The passing of a Queen Anne icon

James Douglas Lorentzen 1945-2008

James Douglas Lortenzen died March 4, 2008. He was a very private person, yet one of Seattle's finest public citizens.

Mr. Lorentzen was soft-spoken and invariably polite. Despite his mild demeanor, he was a friend, confidante and public affairs advisor to many leaders in Seattle and especially in Queen Anne. Bob Frazier, former president of the Queen Anne Historical Society called him, "a giant in our community."

Doug, as he wanted to be known, had the energy and brilliance to go further than most Seattle citizens to be a bridge between his community and Seattle government.

If you needed to know what was really going on at the city council and inside city departments, Doug was the person to ask. At key moments he was often the best communicator from Queen Anne to city government. For Queen Anne he was the living memory of the interactions between the neighborhood and City Hall.

Mr. Lorentzen was born on June 23, 1945, to Egil and Mildred Lorentzen of Wallingford. Egil was the E. Lorentzen to whom Seattleites made out their property tax checks for many years. He was the elected city treasurer, a position that gave Doug an early, inside look at Seattle city government and its personalities.

Doug grew up in Wallingford and Queen Anne. He graduated from Lincoln High School in 1963 and studied at the University of Washington until he moved to Norway in 1969. Doug, who held dual U.S. and Norwegian citizenship, was employed in Norway as a secondary school teacher and a freelance writer.

Returning to Seattle in 1981, he engaged in a wholesale seafood business in Ballard for a number of years. Known for his lutefisk preparation, Doug was a familiar sight pedaling around north Seattle on his fat tire bike.

Literature and rare books were Doug's life-long fascination. He put in many hours of volunteer work as a leader in the Friends of the Seattle Public Library book sale, that vast, bi-annual event held in recent years at a gigantic naval hangar building in Magnuson Park. He was named "Friend of the Year" by that Seattle library volunteer organization in 2005.

Doug was a member of the Citywide Review Team that judges Neighborhood Matching Fund applications. The committee awarded millions of dollars for neighborhood improvement projects city-wide over the last decade.

Dr. Vic Barry, former chair of the Magnolia/Queen Anne District Council and the City Neighborhood Council remembers, "Doug's reports to the City Neighborhood Council were always accurate, timely and inspiring. It is a testament to his leadership."

Doug emerged as a strong leader in the formation of the Queen Anne Plan in 1994 - 1999. The plan is the document establishing the urban form, which the Queen Anne neighborhoods would take in the following decade, including the Uptown Urban Center. Doug was always protective of Queen Anne's unique, single-family neighborhoods.

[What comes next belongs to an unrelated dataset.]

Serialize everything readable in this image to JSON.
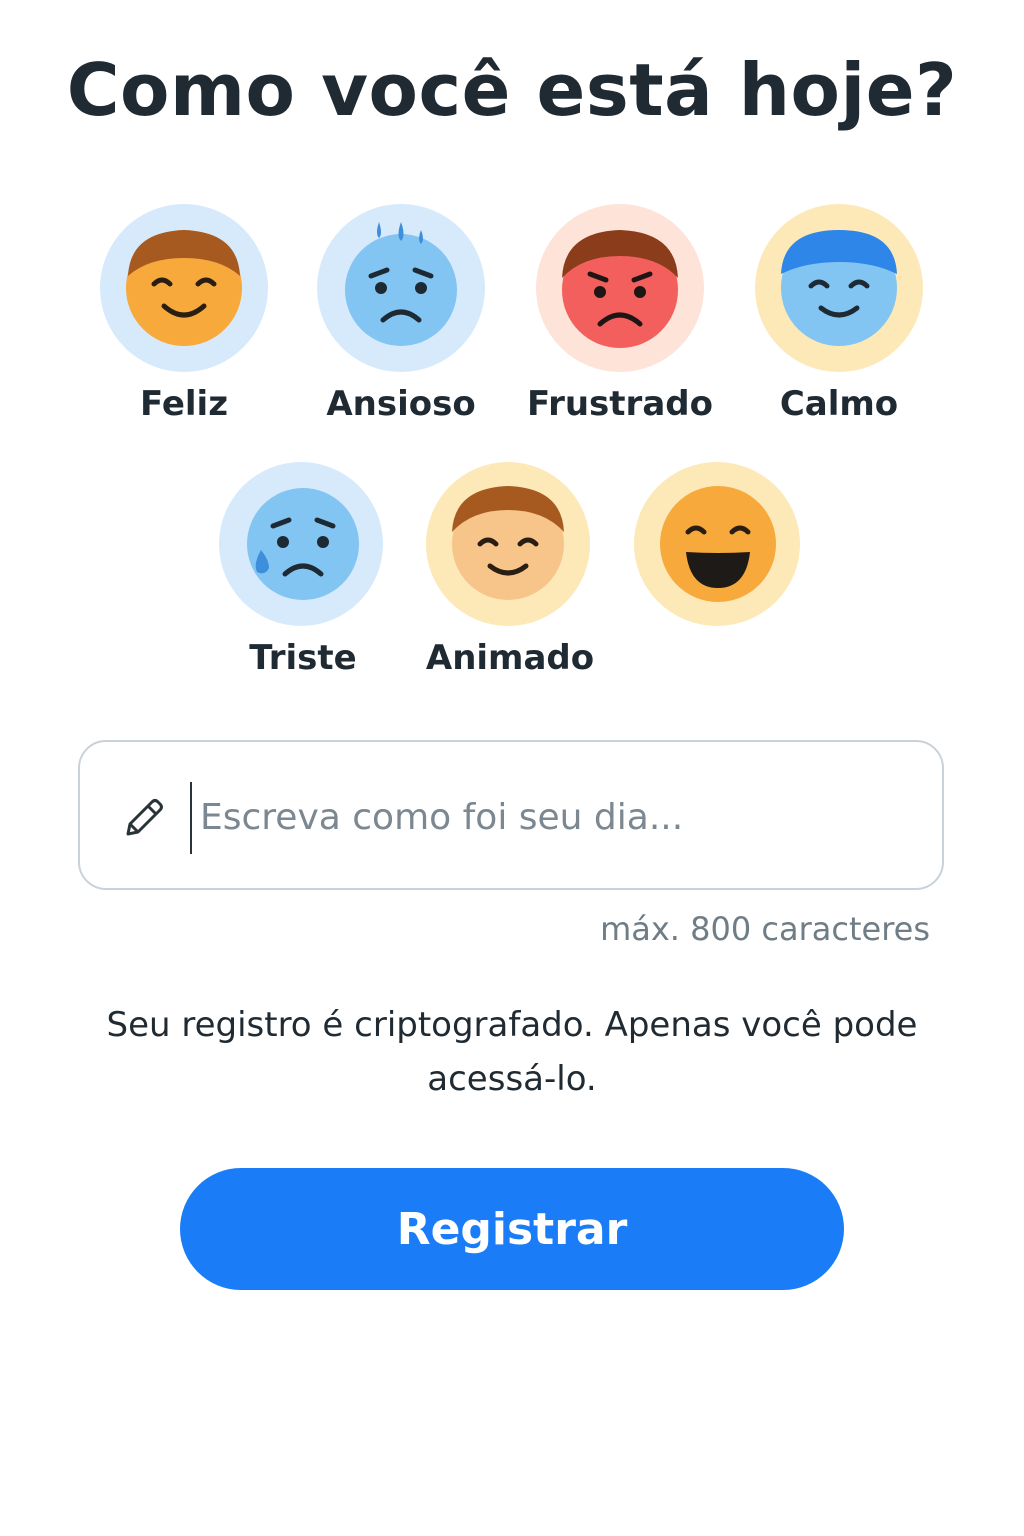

For years he worked tirelessly behind the scenes with the Seattle Department of Transportation to ensure that Queen Anne received its fair share and more of street maintenance and repaving monies. Most recently he obtained a three-year cycle of funding for sidewalk renewal on the business frontage of Queen Anne Avenue North between Galer and McGraw, which had an added benefit of fulfilling a key component of the Picture Perfect Queen Anne Streetscape Plan.

As the Seattle Pacific University Master Plan process unfolded in 2000, Doug was active in proposing a reasonable neighborhood position on the plan. He served for years on the SPU Citizen Advisory Group.

Doug was the founder and long-time president of Friends of Queen Anne, a non-profit organization that looks out for Queen Anne's interests.

He was responsible with a few others for the revival of the Magnolia/Queen Anne District Council and chaired the Council at times over the years.

Mr. Lorentzen served in many public, volunteer capacities including the Citizen Transportation Advisory Committee, founder and president of the Friends of Queen Anne, Tree Preservation Ordinance Advisory Committee and Seattle Water Systems advisory chair among many others.

A gathering in celebration of Doug Lorentzen's life and work was held Saturday, March 8, in the Friends of the Library book sale sorting room in Magnuson Park. Remembrances can be sent to the Friends of the Seattle Public Library book sale offices at 6310 N.E. 74th St., Seattle, WA 98115.

This writer thanks Doug's neighbor Florence Helliesen and good friend Beth Dunn for their contributions to this article.

Queen Anne resident John Coney was a long-time friend of Mr. Lorentzen.